The Main Street Project is cleaning up when it comes to infrastructure awards.

It won its latest prize last week, beating out transportation projects nationwide in cities with populations less than 75,000 people, City Engineer Ed Roberge said.

The redesign of Main Street ranked No. 1 in transportation projects in its category, according to the American Public Works Association, which will formally deliver the award in Orlando, Fla., in August.

“It’s quite a recognition,” Roberge said. “We’re quite happy about it.”

The American Public Works Association award follows on the heels of a recognition last month from the New Hampshire chapter of the American Council of Engineering Companies.

That statewide contest resulted in a “gold-level” award for engineering excellence. The recognition was outclassed by only the overall winner, the Broad Street Parkway in Nashua.

Roberge said the Main Street Project also won top honors in a third contest, though he can’t announce the details yet.

“They don’t want us to go public with it yet because they want it to be a surprise at their annual ceremony,” he said.

The project has been entered in two other contests that are still pending. In other words, of its five entries, the project has won awards in every contest decided so far, and could rack up two more.

“That’s pretty good, yeah,” Roberge said.

Concord submitted its Main Street Project, which was completed last fall, for consideration by the American Public Works Association first at a regional level, Roberge said.

When the New England chapter “concurred that it’s very worthwhile,” he sent a 20-page application on to the national branch before a March 1 deadline.

“I thought we had a good shot,” Roberge said. “This is such a complex project that is so much more than a surface transportation project, with so many unique characteristics.”

One of the criteria for the award was based on transferability, Roberge said.

“Can someone pick up this project, read our document and be able to use the same strategies that we did?
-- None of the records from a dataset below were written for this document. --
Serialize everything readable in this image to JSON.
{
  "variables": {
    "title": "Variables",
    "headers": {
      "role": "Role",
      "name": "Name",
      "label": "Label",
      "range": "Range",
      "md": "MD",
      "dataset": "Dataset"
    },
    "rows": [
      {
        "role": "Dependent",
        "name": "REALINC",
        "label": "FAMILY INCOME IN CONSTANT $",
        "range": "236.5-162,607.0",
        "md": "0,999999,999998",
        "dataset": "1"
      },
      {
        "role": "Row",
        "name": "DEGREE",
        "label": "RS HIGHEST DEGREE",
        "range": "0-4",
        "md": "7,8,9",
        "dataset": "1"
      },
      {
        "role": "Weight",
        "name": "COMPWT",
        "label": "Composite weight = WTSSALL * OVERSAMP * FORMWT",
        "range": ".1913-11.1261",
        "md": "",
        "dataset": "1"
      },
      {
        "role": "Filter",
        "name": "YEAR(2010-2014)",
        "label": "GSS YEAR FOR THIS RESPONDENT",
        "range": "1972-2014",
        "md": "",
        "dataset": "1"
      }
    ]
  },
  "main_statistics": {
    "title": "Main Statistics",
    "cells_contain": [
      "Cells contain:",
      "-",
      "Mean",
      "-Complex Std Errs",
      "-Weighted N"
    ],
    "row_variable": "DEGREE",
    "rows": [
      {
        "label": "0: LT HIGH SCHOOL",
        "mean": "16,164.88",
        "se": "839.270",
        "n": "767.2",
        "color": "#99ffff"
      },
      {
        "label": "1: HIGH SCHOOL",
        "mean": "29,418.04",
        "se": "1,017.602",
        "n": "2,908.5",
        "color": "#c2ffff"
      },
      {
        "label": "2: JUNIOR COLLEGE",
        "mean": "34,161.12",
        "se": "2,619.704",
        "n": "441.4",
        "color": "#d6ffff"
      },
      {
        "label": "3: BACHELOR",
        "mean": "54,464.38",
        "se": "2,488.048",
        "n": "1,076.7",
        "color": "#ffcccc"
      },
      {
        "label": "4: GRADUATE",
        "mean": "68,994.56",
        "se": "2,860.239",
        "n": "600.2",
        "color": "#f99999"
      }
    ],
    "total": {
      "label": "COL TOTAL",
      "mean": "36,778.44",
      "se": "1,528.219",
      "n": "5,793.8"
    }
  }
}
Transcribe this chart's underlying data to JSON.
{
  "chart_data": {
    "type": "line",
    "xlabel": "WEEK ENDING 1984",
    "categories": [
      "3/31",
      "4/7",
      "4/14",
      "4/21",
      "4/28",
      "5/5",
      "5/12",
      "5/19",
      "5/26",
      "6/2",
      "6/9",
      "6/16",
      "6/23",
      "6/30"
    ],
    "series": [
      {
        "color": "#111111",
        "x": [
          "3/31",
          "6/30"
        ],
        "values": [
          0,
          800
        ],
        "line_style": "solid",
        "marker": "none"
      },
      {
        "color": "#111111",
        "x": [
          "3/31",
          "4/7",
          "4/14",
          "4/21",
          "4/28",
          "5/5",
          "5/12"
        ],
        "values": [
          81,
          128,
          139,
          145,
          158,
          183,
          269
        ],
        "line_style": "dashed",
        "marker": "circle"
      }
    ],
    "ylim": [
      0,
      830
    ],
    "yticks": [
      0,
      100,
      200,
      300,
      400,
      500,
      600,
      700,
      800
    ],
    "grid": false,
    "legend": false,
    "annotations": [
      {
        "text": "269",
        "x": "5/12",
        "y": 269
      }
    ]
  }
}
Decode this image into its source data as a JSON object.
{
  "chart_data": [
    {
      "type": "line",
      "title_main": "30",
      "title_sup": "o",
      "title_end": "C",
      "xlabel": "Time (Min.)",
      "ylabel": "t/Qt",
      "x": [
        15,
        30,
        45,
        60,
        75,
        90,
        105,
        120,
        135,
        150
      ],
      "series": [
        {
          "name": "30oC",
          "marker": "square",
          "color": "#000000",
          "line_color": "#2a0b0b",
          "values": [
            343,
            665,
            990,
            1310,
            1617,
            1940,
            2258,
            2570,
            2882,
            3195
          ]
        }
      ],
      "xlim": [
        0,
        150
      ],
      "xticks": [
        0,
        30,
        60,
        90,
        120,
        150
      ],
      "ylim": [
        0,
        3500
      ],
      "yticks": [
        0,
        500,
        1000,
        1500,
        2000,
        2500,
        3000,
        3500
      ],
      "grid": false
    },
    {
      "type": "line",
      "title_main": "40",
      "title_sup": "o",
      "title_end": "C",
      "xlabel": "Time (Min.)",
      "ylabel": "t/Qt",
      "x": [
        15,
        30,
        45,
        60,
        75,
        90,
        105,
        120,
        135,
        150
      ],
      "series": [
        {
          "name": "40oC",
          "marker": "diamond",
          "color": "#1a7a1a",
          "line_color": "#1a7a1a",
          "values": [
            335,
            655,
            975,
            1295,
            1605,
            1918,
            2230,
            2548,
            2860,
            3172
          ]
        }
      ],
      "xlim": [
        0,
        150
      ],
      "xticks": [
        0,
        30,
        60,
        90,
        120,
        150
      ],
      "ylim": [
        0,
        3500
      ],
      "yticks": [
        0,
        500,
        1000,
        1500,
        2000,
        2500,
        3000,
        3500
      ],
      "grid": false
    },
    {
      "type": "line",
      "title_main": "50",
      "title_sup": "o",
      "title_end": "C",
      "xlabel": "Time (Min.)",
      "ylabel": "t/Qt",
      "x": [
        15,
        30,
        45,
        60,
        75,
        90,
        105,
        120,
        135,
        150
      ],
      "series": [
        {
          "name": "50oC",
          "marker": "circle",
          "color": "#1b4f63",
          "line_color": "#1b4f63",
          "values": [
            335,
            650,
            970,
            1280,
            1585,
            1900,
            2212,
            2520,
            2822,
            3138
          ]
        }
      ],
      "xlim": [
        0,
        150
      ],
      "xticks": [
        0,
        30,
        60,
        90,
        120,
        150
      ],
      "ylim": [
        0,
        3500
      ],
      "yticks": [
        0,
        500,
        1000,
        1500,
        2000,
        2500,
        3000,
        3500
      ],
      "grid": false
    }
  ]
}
They definitely can, and that’s why I think we had such a high value,” he said.

Other elements that boosted the application were the robust public process that informed the design and its broad impact on the atmosphere of the entire downtown, he said.

“Giving us the national award really recognizes our efforts,” Roberge said.

The American Public Works Association awards aren’t unknown to the city of Concord, however. Roberge himself won individually last year as the professional manager of the year for engineering and technology.

Public works employees in Keene and Nashua also won that year for their efforts on emergency management and facilities and grounds.

Those employees and the projects they worked on were among the 16 total awards that came to the New England chapter of the American Public Works Association in 2016, Roberge said.

“That was a very, very high number for an individual chapter,” Roberge said. “It just shows how active we are and how strong our group is.”